Most impromptu protests are responding to an online campaign by Tsunami Democratic, a loose, leaderless grassroots group using encrypted messaging apps to call for peaceful disobedience.
Spain's caretaker interior minister, Fernando Grande-Marlaska, said authorities were investigating the group.
The court also barred the 12 convicted Catalan separatists from holding public office. That has an immediate impact in the upcoming Nov. 10 Spanish election because six of them were planning to run as candidates to the national parliament.
The verdict is likely to be a central issue in the run up to the vote but "it is unlikely to substantially alter the electoral outlook unless the situation worsens significantly in the region," said Antonio Barroso, a political risk analyst with the London-based Teneo consulting firm.
He said Catalan separatist politicians wanted to use the backlash against the ruling to woo pro-independence voters to the polls.
Others have feared swelling support for Catalan separatism because of the sentences could make the next political term even more key to either breaking the deadlock with separatists or making it a chronic problem. Spain's caretaker prime minister and Socialist leader, Pedro Sanchez, who won the April election but failed to get support for a minority government, is hoping to remain in office.
But even from the early hours after the 493-page Supreme Court ruling was issued, very different views emerged from Madrid and Catalonia. While Sanchez called for beginning a "new phase" and urged Catalan separatists to abide by the law, the ruling invigorated the wealthy region's independence movement, with many of its leaders making new calls to work toward effective secession or repeating the slogan "we will do it again."
Cuixart told the Associated Press by email via his lawyer he and the others sentenced by the Supreme Court will take their case to the European Court of Human Rights.
"We have the moral obligation to denounce (Spain's) authoritarian drift and appeal to European citizens to defend human rights," Cuixart Tuesday.
The Catalan regional president, Quim Torra, said secessionists won't give up their fight.

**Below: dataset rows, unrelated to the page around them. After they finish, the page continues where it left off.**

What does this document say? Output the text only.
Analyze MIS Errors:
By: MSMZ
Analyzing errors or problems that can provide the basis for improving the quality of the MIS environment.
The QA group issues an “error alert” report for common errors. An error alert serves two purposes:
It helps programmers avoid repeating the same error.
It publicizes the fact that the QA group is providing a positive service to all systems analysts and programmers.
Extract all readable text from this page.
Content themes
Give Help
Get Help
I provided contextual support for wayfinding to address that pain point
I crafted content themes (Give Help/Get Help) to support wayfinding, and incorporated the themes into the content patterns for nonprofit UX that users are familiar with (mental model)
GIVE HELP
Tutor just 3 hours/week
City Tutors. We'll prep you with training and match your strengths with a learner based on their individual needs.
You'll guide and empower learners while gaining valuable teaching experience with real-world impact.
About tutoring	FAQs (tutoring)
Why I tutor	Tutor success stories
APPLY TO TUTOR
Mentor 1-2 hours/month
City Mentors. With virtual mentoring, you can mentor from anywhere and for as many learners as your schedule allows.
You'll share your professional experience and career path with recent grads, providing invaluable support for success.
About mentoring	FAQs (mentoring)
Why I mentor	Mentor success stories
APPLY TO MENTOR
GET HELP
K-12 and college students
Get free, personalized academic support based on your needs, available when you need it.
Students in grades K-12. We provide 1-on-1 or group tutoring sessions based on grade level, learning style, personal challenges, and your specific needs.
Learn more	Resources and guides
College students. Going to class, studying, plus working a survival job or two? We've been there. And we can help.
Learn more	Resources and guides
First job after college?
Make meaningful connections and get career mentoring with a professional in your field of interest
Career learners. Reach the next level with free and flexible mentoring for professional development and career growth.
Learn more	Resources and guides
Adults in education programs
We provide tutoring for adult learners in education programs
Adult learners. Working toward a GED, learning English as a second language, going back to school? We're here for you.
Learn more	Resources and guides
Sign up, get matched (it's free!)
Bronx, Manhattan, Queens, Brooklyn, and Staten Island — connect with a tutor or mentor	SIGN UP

"A referendum is the most positive solution for solving this situation," he told foreign reporters in Barcelona on Tuesday.
The caretaker Spanish foreign minister, Josep Borrell, soon due to become the European Union's top diplomat, said the sentence wasn't resolving the underlying political problems that only dialogue "in the framework of the Constitution" could.

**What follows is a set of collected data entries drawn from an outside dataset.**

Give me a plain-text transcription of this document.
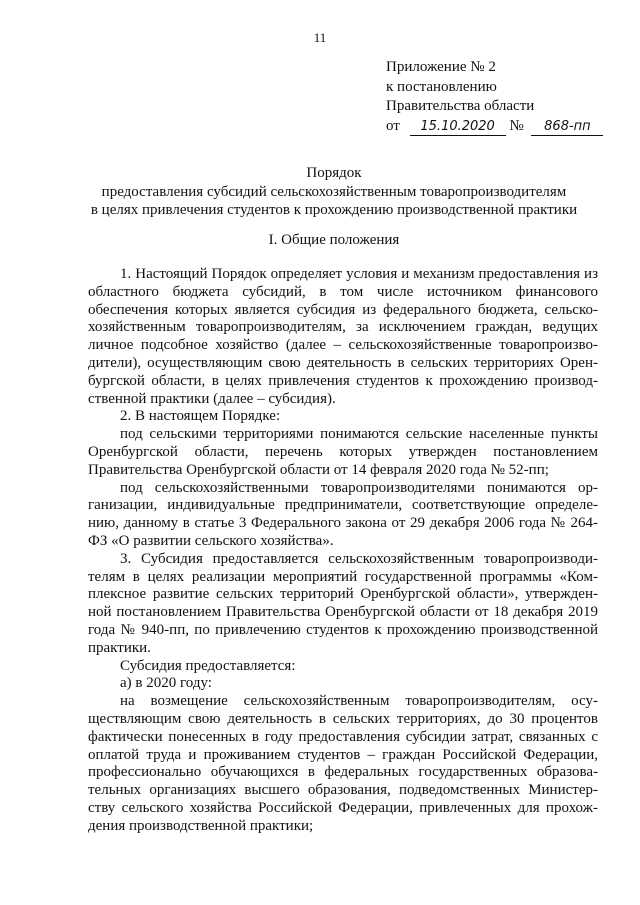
11
Приложение № 2
к постановлению
Правительства области
от 15.10.2020 № 868-пп
Порядок
предоставления субсидий сельскохозяйственным товаропроизводителям
в целях привлечения студентов к прохождению производственной практики
I. Общие положения

1. Настоящий Порядок определяет условия и механизм предоставления из областного бюджета субсидий, в том числе источником финансового обеспечения которых является субсидия из федерального бюджета, сельскохозяйственным товаропроизводителям, за исключением граждан, ведущих личное подсобное хозяйство (далее – сельскохозяйственные товаропроизводители), осуществляющим свою деятельность в сельских территориях Оренбургской области, в целях привлечения студентов к прохождению производственной практики (далее – субсидия).

2. В настоящем Порядке:

под сельскими территориями понимаются сельские населенные пункты Оренбургской области, перечень которых утвержден постановлением Правительства Оренбургской области от 14 февраля 2020 года № 52-пп;

под сельскохозяйственными товаропроизводителями понимаются организации, индивидуальные предприниматели, соответствующие определению, данному в статье 3 Федерального закона от 29 декабря 2006 года № 264-ФЗ «О развитии сельского хозяйства».

3. Субсидия предоставляется сельскохозяйственным товаропроизводителям в целях реализации мероприятий государственной программы «Комплексное развитие сельских территорий Оренбургской области», утвержденной постановлением Правительства Оренбургской области от 18 декабря 2019 года № 940-пп, по привлечению студентов к прохождению производственной практики.

Субсидия предоставляется:

а) в 2020 году:

на возмещение сельскохозяйственным товаропроизводителям, осуществляющим свою деятельность в сельских территориях, до 30 процентов фактически понесенных в году предоставления субсидии затрат, связанных с оплатой труда и проживанием студентов – граждан Российской Федерации, профессионально обучающихся в федеральных государственных образовательных организациях высшего образования, подведомственных Министерству сельского хозяйства Российской Федерации, привлеченных для прохождения производственной практики;
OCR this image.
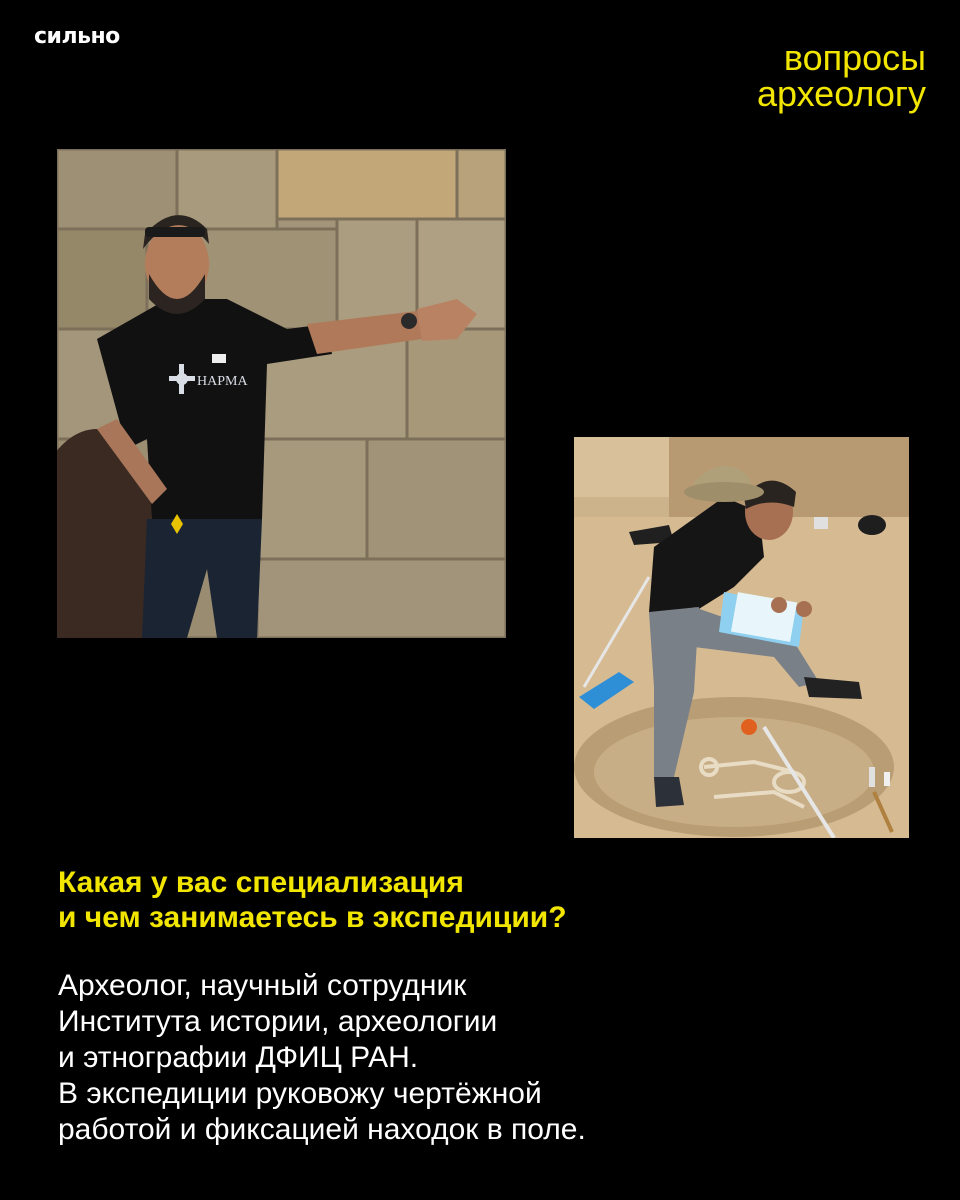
сильно
вопросы
археологу
HAPMA
Какая у вас специализация
и чем занимаетесь в экспедиции?
Археолог, научный сотрудник
Института истории, археологии
и этнографии ДФИЦ РАН.
В экспедиции руковожу чертёжной
работой и фиксацией находок в поле.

Spain's constitutional law says that the country is indivisible.
"Yesterday, today and tomorrow it is and remains a political problem that has to be solved," Borrell told foreign reporters, adding that Catalan separatists shouldn't ignore Catalans like him who are against independence.
"When one excludes part of the population because they don't think like one, and only considers as the people those who think like one, this is a totalitarian attitude," he said.
Meanwhile, a former member of the Catalan regional government who was among the sentenced told the AP that he regretted that the situation ended so badly.
Santi Vila, who evaded a prison sentence but was fined for disobedience, said "we should have been more capable of creating a framework of trust between the government of Catalonia and the government of Spain" so as "to put the conflict on the right track."
Considered a traitor by the pro-independence camp, Vila resigned as Catalonia's business minister a day before the Catalan Parliament unilaterally declared secession on October 27, 2017.
Protests are likely to extend throughout the week. A three-day student strike begins Wednesday in the region, and a worker's union has called a separate strike for Friday.
Aritz Parra reported from Madrid. Ciaran Giles in Madrid contributed to this report.